If you have an SLR/DSLR camera you can buy a macro lens and a flash and get some surprisingly good close ups of insects - with all sorts of details you can't see with the naked eye. You can safari in your own garden or nearby land. It opens up a whole new world. You'll need an electron microscope for viruses though!
You can even shoot in the field using a microscope! I designed a 3D-printed mount to attach a $25 4x microscope objective to a DSLR or mirrorless camera:
Cool. If you don't have a microscope and 3d printer than check out Laowa macro lenses. They are fairly affordable. Note that they are manual focus, auto focus is generally not very for macro photography.
In macro photography, flashes are usually used with a big diffuser. Ring lights probably have their own issues and don't seem to be that popular with macro photographers (from my non-expert knowledge).

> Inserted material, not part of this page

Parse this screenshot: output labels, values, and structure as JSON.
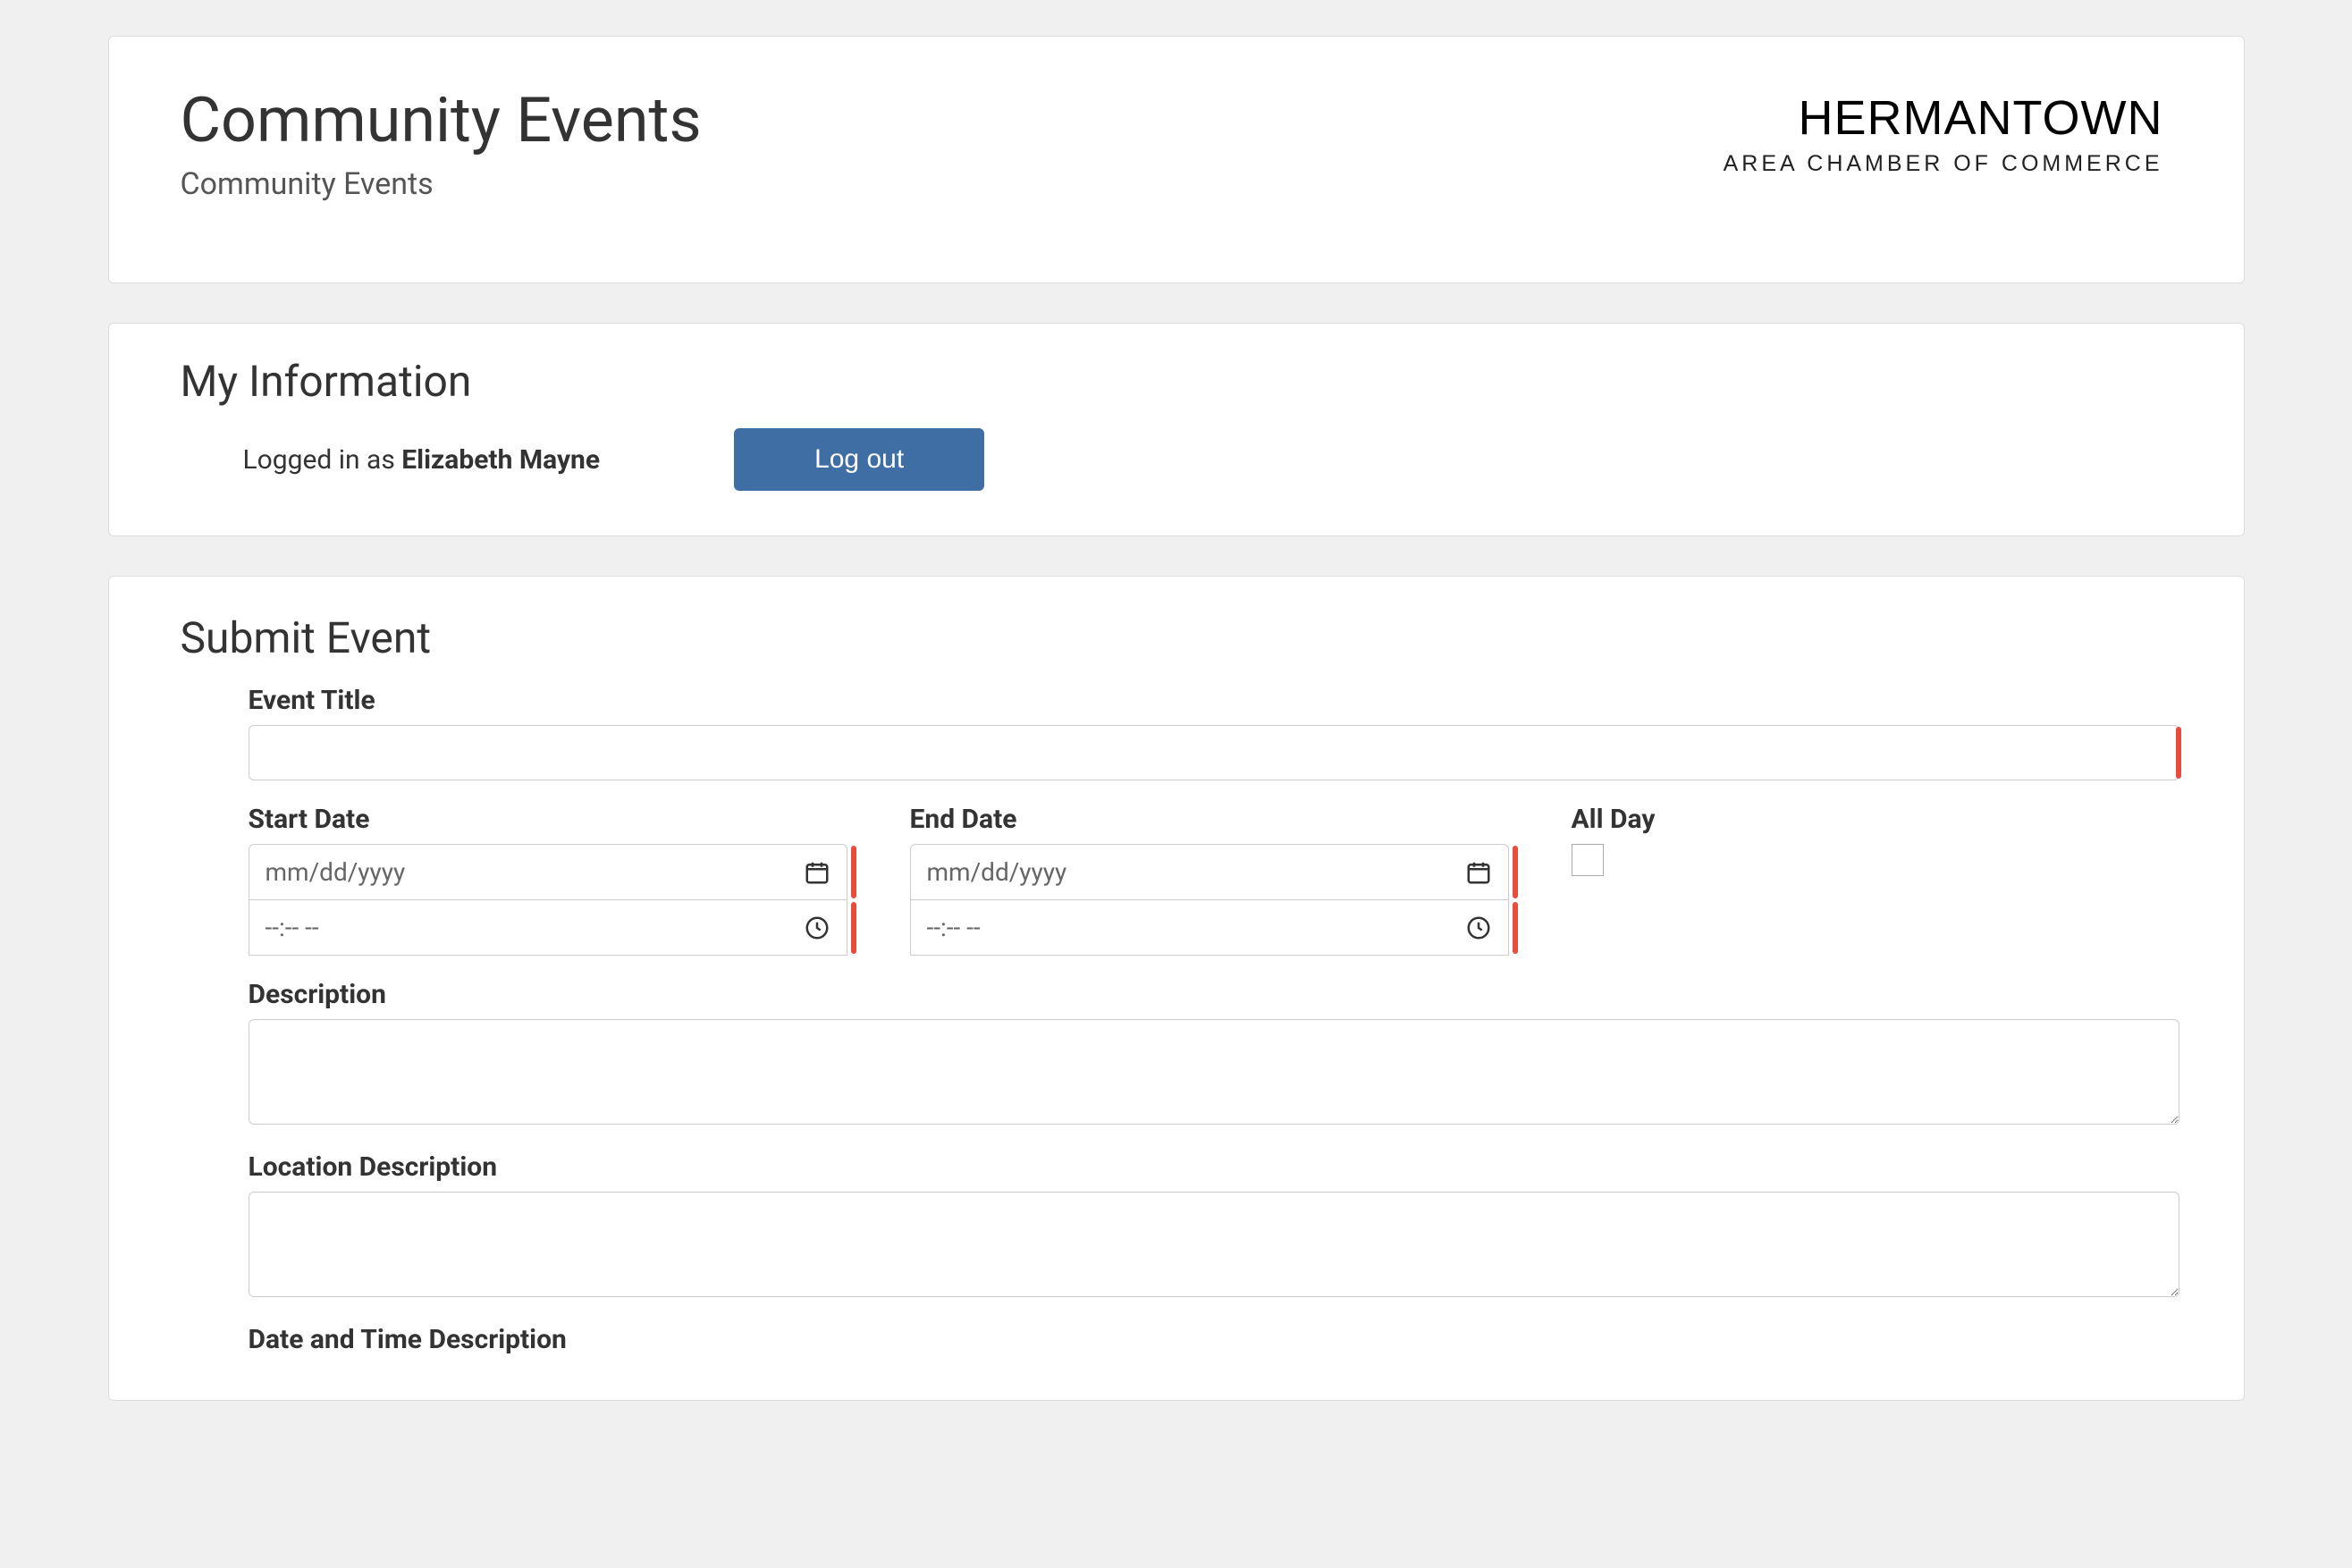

Sadly it's a dying art form. 40-50 years ago every scientific university department used to have a scientific photographer to allow the researchers to publish their photos in articles. My own godfather was a scientific photographer who retired and started commercializing scientific photos.
Unfortunately now, due to shrinking budgets and the proliferation of iPhones the need for such photographers is vanishing.
The false colouring is mainly due to the fact that they are using beams of electrons, not visible light. But a typical virus is ~100nm ( https://book.bionumbers.org/how-big-are-viruses/ ) and the wave length of green light ~500 nm. So I guess it isn't really meaningful to ask 'what colour is a virus'.
I guess the coloring is faked to make these images look better (or in the case of electron microscopy to have color at all). Would an AI be able to produce these colors given an EM image?